The Golan Heights, a rocky plateau in south-western Syria, has a political and strategic significance which belies its size.
An armistice line was established and the region came under Israeli military control. Almost immediately Israel began to settle the Golan.
Syria tried to retake the Golan Heights during the 1973 Middle East war. Despite inflicting heavy losses on Israeli forces, the surprise assault was thwarted. Both countries signed an armistice in 1974 and a UN observer force has been in place on the ceasefire line since 1974.
Israel unilaterally annexed the Golan Heights in 1981. The move was not recognised internationally.
There are more than 30 Jewish settlements on the heights, with an estimated 20,000 settlers. There are some 20,000 Syrians in the area, most of them members of the Druze sect.
Southern Syria and the capital Damascus, about 60 km (40 miles) north, are clearly visible from the top of the Heights while Syrian artillery regularly shelled the whole of northern Israel from 1948 to 1967 when Syria controlled the Heights.
The heights give Israel an excellent vantage point for monitoring Syrian movements. The topography provides a natural buffer against any military thrust from Syria.
The area is also a key source of water for an arid region. Rainwater from the Golan's catchment feeds into the Jordan River. The area provides a third of Israel's water supply.
The land is fertile, with the volcanic soil being used to cultivate vineyards and orchards and to raise cattle. The Golan is also home to Israel's only ski resort.
Syria wants to secure the return of the Golan Heights as part of any peace deal. In late 2003, Syrian President Bashar al-Assad said he was ready to revive peace talks with Israel.
In Israel, the principle of returning the territory in return for peace is already established.
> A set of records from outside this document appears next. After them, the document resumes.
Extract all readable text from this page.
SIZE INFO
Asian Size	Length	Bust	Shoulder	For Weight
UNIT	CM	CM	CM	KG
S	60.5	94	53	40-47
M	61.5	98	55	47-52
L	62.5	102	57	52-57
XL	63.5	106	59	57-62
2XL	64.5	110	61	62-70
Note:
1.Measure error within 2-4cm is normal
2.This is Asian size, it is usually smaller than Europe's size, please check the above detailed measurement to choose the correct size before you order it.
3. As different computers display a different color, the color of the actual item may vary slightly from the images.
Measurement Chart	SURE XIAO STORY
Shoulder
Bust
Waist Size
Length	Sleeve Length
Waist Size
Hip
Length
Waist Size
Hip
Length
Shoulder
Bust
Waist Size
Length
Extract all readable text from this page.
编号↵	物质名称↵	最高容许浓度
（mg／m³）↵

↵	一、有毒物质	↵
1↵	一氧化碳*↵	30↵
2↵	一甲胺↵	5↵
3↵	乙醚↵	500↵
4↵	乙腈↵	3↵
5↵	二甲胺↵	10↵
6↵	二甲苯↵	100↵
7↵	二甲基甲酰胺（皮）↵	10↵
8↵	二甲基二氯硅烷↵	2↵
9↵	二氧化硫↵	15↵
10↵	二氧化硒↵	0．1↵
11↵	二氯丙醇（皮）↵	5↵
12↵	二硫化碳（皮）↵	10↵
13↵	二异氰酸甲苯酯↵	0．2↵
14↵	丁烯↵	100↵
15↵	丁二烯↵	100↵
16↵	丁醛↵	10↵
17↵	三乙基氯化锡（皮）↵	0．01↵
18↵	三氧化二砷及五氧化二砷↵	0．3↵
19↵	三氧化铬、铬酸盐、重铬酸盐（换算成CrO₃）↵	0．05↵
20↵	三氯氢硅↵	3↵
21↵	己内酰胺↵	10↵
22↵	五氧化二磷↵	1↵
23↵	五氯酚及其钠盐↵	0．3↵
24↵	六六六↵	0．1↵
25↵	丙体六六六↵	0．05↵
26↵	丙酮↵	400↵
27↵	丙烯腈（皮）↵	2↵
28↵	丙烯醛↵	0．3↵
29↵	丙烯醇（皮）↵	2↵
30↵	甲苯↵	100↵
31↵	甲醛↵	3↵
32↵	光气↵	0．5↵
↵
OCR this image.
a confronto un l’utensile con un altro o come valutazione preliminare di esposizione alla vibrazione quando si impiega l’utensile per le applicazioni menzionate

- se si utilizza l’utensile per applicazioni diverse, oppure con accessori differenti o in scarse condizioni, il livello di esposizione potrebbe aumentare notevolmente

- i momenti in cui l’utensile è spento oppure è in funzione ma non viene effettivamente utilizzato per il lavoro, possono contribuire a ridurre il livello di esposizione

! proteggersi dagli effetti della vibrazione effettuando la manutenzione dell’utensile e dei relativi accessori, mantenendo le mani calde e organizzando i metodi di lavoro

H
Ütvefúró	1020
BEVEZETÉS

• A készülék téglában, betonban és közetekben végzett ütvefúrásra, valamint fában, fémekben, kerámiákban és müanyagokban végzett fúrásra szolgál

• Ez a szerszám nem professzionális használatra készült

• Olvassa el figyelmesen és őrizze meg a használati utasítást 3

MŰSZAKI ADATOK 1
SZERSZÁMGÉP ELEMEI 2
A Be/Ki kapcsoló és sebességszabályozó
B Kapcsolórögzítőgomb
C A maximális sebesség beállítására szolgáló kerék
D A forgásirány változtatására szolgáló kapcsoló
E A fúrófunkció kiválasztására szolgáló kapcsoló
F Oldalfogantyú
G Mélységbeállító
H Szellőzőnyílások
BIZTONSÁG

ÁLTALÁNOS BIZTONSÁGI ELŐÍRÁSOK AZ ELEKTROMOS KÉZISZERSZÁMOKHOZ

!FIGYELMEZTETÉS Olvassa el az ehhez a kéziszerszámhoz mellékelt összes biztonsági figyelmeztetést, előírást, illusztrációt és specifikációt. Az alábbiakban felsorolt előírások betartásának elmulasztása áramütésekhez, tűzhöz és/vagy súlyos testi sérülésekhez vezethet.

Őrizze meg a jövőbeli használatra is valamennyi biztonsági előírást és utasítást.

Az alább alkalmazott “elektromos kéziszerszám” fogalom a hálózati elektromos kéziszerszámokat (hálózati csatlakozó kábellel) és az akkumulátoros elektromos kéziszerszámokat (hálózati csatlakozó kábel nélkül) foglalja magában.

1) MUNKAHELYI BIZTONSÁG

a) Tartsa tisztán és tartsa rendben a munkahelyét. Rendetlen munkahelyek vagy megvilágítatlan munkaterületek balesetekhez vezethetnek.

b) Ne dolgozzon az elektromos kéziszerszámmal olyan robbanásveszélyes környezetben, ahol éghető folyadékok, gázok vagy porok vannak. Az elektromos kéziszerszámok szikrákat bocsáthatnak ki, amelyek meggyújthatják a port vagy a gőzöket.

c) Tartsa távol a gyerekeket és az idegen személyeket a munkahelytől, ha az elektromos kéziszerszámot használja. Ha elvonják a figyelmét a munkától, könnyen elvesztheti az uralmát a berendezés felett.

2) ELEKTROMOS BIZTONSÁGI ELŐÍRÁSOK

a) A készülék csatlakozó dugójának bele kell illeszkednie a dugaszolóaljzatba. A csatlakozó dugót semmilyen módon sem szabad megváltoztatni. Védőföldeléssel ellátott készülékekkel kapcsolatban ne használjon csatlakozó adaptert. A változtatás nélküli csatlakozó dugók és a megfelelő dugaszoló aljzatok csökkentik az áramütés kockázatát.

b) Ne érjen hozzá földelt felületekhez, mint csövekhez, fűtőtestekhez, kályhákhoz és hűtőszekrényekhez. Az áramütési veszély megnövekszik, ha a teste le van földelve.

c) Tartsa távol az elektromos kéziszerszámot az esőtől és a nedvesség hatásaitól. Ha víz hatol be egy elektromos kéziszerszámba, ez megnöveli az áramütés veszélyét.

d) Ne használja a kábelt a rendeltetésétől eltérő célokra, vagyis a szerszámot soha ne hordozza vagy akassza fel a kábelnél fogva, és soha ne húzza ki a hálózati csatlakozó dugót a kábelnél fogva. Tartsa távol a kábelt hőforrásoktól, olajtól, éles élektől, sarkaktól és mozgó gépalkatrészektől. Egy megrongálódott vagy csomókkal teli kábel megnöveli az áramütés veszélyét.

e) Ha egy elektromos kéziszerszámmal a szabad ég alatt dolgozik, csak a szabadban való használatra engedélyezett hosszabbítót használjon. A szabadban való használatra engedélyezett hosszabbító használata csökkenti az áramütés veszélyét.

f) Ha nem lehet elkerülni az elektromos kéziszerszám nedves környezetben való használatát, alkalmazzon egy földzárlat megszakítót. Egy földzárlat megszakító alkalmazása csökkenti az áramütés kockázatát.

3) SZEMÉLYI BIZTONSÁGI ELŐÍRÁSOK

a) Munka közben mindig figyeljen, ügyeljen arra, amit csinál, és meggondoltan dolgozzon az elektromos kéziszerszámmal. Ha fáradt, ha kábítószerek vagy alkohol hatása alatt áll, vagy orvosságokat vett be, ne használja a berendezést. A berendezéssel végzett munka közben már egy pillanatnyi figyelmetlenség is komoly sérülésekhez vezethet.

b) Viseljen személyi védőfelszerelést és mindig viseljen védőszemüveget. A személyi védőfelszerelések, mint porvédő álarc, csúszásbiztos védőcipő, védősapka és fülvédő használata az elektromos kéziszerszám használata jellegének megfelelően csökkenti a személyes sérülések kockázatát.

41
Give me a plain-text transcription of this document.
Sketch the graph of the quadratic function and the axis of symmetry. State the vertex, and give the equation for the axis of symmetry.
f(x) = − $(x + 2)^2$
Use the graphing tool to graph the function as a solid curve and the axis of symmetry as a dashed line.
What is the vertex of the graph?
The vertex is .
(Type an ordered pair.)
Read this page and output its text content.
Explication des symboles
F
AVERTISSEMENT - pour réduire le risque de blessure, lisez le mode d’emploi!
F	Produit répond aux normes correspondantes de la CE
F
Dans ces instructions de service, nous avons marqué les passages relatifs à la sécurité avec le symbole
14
During US-brokered peace talks in 1999-2000, then Israeli prime minister Ehud Barak had offered to return most of the Golan to Syria.
But the main sticking point during the 1999 talks is also likely to bedevil any future discussions. Syria wants a full Israeli withdrawal to the pre-1967 border. This would give Damascus control of the eastern shore of the Sea of Galilee - Israel's main source of fresh water.